The UN Office for the Coordination of Humanitarian Affairs (OCHA) on Wednesday said trucks from the World Food Programme (WFP) and the International Organization for Migration (IOM) were among the dozen vehicles allowed across the key Adre crossing, reports Xinhua news agency.
OCHA said the crossing is the most effective and direct cross-border route to deliver humanitarian assistance to Sudan at the scale and speed required to respond to the enormous hunger crisis in the country.
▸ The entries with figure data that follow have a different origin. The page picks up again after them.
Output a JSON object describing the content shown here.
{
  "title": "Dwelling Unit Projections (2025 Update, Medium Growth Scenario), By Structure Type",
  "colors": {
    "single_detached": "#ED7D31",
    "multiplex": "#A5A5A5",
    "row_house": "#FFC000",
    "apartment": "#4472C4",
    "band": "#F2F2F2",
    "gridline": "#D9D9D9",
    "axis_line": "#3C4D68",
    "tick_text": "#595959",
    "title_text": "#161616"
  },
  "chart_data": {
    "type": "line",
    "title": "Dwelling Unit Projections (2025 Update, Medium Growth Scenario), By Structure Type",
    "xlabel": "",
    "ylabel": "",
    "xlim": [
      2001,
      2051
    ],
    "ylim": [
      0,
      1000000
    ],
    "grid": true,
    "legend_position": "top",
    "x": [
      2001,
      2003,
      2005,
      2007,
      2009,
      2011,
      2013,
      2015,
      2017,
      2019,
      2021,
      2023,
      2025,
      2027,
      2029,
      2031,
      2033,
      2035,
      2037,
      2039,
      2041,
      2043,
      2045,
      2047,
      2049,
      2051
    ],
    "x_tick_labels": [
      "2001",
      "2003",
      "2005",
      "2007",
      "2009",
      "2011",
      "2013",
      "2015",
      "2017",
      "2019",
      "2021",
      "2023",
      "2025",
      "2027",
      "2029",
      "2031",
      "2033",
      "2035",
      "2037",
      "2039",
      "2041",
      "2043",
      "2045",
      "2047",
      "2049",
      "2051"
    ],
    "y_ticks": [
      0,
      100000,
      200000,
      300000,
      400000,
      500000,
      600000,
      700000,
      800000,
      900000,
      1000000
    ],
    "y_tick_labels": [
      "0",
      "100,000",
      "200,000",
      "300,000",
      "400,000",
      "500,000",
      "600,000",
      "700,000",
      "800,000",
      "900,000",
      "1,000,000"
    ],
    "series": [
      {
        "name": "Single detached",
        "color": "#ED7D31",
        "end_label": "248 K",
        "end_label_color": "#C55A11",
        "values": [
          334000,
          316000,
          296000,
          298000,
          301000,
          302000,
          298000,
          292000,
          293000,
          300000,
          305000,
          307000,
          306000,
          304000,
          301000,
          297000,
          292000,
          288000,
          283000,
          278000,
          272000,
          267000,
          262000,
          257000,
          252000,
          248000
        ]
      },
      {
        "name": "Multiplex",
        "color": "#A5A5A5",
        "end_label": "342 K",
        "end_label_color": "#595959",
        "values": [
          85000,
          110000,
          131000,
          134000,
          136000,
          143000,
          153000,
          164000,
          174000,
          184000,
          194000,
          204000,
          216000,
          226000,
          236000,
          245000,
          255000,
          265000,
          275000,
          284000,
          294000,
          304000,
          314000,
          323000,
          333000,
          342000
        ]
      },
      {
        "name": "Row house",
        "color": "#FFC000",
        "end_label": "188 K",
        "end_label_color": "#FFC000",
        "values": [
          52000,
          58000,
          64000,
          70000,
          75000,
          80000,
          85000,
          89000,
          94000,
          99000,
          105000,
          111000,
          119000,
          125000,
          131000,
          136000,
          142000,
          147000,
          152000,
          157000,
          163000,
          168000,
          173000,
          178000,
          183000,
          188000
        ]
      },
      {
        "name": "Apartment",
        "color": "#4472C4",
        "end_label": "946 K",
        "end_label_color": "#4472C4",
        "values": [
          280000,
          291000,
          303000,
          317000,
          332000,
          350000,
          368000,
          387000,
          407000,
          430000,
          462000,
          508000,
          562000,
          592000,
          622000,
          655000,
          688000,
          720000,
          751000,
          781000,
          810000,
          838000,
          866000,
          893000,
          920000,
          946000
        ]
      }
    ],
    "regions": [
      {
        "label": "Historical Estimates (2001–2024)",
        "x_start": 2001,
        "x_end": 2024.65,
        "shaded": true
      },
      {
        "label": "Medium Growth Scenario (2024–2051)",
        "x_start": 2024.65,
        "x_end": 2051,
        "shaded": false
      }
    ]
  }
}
WFP reported that trucks could cross into Darfur via Adre and reach key distribution points the same day.
"It is critical to sustain the flow of food and nutrition assistance into and across Sudan, where more than a dozen areas are either in or at risk of famine," the office said. "WFP is scaling up food assistance there and aims to support more than 8 million people by the end of the year."
OCHA said WFP reported its trucks carried sorghum, pulses, oil and rice for 13,000 people at risk of famine in Kereneik, West Darfur, and IOM reported the essential relief items it delivered to Sudan will support more than 12,000 people in need.
The humanitarian office said it continues to engage with the Sudanese authorities to facilitate additional trucks in the coming days and months.
The Famine Review Committee, known as the IPC, on August 1 confirmed famine in Zamzam camp sheltering hundreds of thousands of displaced people in North Darfur. It blamed the famine on the civil war in Sudan, displacement and humanitarian access constraints.